Unfortunately for a star like Phelps, he only got second billing from some in the American media, with the real winner being a food that Beijing citizens apparently eat morning, noon and night — scorpions on a stick.
ESPN, LA Times, Wall Street Journal and other outlets from the United States seemed enthralled with this snack. After perusing over a dozen articles, I gave medals to the best features. Do you think the following writer got the gold?
The Chinese people I saw all seemed to be buying things like lamb kebabs and fruit. On the other hand, the people gathered around the centipedes and scorpions on a stick were, in almost every case, tourists or American TV reporters doing fun features on weird Chinese food.

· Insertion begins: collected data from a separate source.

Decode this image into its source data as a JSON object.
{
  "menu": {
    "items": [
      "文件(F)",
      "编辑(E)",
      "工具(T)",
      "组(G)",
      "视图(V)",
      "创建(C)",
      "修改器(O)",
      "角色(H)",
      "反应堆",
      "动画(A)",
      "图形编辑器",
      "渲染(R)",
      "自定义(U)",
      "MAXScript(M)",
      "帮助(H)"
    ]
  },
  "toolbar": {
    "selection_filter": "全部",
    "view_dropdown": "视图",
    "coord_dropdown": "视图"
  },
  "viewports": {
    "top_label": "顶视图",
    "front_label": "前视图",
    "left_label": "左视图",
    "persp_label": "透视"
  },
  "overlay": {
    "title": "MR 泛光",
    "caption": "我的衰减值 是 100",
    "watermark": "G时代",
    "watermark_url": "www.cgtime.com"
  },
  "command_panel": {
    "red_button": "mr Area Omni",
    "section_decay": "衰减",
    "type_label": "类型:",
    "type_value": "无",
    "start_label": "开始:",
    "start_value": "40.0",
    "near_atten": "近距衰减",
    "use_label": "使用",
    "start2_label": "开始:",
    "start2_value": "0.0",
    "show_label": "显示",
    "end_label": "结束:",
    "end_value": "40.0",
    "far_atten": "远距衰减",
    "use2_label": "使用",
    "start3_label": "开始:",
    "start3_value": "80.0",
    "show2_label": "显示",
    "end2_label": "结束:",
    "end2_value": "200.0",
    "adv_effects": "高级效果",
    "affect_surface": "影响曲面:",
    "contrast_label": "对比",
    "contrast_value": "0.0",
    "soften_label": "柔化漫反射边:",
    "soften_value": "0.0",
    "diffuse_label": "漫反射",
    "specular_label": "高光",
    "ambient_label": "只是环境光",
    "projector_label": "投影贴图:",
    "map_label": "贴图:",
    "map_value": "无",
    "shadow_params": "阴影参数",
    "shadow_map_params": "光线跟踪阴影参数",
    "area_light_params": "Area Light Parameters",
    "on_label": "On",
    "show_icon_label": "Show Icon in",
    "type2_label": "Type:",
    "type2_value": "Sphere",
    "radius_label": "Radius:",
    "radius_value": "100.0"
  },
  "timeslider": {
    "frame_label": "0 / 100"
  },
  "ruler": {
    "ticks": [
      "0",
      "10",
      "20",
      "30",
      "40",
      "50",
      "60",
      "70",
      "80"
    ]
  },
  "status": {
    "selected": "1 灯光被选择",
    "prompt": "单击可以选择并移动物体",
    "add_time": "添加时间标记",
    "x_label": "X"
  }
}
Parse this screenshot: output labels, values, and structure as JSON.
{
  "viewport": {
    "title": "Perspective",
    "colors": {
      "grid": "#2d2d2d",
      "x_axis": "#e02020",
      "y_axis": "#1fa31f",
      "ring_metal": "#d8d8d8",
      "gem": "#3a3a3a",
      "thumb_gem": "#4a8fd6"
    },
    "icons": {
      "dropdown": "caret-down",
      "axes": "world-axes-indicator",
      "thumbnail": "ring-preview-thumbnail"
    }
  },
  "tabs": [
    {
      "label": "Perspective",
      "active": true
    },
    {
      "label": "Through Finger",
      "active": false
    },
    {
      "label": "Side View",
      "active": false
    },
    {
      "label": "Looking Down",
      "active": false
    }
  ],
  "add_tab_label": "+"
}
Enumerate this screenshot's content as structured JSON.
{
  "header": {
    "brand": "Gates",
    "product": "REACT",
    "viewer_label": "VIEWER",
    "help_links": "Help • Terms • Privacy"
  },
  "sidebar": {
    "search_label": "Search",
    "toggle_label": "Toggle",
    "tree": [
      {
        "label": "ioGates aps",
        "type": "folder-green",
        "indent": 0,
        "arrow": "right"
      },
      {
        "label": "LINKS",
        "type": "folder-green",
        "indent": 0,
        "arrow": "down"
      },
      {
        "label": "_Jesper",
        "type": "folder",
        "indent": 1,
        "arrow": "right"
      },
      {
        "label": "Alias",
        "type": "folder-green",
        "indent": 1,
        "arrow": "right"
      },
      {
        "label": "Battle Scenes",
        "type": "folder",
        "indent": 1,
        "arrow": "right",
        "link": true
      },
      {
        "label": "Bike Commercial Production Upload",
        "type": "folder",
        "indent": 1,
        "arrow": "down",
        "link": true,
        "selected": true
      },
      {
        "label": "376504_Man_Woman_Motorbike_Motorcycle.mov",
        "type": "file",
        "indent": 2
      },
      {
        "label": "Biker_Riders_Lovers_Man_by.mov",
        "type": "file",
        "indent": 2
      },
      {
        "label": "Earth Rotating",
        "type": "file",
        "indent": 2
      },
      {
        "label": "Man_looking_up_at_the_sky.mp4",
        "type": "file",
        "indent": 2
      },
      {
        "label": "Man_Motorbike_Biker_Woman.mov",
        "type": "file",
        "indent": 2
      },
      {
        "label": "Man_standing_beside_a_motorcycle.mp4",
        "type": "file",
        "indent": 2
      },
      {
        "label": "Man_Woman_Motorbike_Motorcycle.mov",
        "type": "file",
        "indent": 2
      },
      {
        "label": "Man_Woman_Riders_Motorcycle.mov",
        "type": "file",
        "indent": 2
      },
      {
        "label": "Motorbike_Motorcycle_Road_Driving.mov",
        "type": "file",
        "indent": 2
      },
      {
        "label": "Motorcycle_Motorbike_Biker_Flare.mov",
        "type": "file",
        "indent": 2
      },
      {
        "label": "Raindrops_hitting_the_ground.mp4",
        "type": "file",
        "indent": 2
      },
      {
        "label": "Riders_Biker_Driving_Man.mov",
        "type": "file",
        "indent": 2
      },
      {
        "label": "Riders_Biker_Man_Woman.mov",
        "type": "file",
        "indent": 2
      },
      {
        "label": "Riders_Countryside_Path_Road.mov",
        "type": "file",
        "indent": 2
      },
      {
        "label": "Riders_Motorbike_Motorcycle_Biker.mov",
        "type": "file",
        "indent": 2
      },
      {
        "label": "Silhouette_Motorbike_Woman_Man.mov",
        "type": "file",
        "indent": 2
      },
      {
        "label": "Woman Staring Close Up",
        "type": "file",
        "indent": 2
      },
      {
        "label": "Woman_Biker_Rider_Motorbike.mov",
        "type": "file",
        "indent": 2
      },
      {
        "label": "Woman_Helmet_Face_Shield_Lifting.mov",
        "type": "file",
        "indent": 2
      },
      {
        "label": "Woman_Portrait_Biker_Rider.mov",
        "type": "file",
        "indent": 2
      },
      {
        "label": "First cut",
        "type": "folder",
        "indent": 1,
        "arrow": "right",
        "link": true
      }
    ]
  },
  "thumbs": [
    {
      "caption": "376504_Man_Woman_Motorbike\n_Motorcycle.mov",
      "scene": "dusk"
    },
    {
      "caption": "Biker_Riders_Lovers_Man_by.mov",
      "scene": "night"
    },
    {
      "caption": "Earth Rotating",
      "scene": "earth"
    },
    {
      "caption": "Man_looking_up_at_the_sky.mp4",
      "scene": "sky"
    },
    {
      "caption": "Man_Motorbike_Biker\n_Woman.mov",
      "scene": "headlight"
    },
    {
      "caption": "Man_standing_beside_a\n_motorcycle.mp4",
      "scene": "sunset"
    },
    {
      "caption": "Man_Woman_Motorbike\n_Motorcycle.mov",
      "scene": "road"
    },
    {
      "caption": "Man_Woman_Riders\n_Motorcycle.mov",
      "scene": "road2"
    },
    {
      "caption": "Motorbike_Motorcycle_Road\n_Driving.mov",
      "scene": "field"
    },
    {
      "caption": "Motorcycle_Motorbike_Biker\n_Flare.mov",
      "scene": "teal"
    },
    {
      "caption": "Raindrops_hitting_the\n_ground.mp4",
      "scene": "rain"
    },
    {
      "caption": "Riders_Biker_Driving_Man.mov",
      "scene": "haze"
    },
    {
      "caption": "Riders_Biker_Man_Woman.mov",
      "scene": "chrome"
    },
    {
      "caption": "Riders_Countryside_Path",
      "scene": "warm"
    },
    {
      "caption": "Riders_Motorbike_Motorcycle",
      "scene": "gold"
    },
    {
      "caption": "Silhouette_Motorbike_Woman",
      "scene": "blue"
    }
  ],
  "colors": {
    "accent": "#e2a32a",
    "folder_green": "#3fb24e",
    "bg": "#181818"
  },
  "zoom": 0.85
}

More than a few of my long-term expatriate friends lamented that Olympics visitors would miss the “real Beijing” and instead find a city where the air would be clean, the traffic lighter and more orderly, the streets beautified, and the minutiae that give this city its character eliminated.
Beijing has tried to put on its “best face”, especially around the stadiums and tourist sites — new edifices adorn the city, a jungle of flowers decorate its sidewalks, and rare is the beggar found on them. The new subway line, shiny road signs, and multitudes of posters and banners are part of the package.
But if Beijing has cleaned house, it has also left dirt in the corners, smudges on the windows, and a few bags of garbage in the kitchen.
My proof that Beijing retained its flavor? From a guy soaping himself on the sidewalk to tourists trapped in traffic, the 15 observations I made during a one-hour walk around Workers Stadium. See Beijing: An Olympic city on display, warts and all.
I’ll finish there. I could list 20 more items, from free drinks I received from Africans due to the Ghana flag I carried (I took photos with it around the city and sent them to my former university housemates who hail from Accra) to trying the dozens of new bars and restaurants opening at that time to getting upper deck, front row, mid-field tickets to the women’s soccer final at Workers Stadium for rmb500 about five minutes before the match started. You can pack a lot into two weeks and I am glad I was here to do so.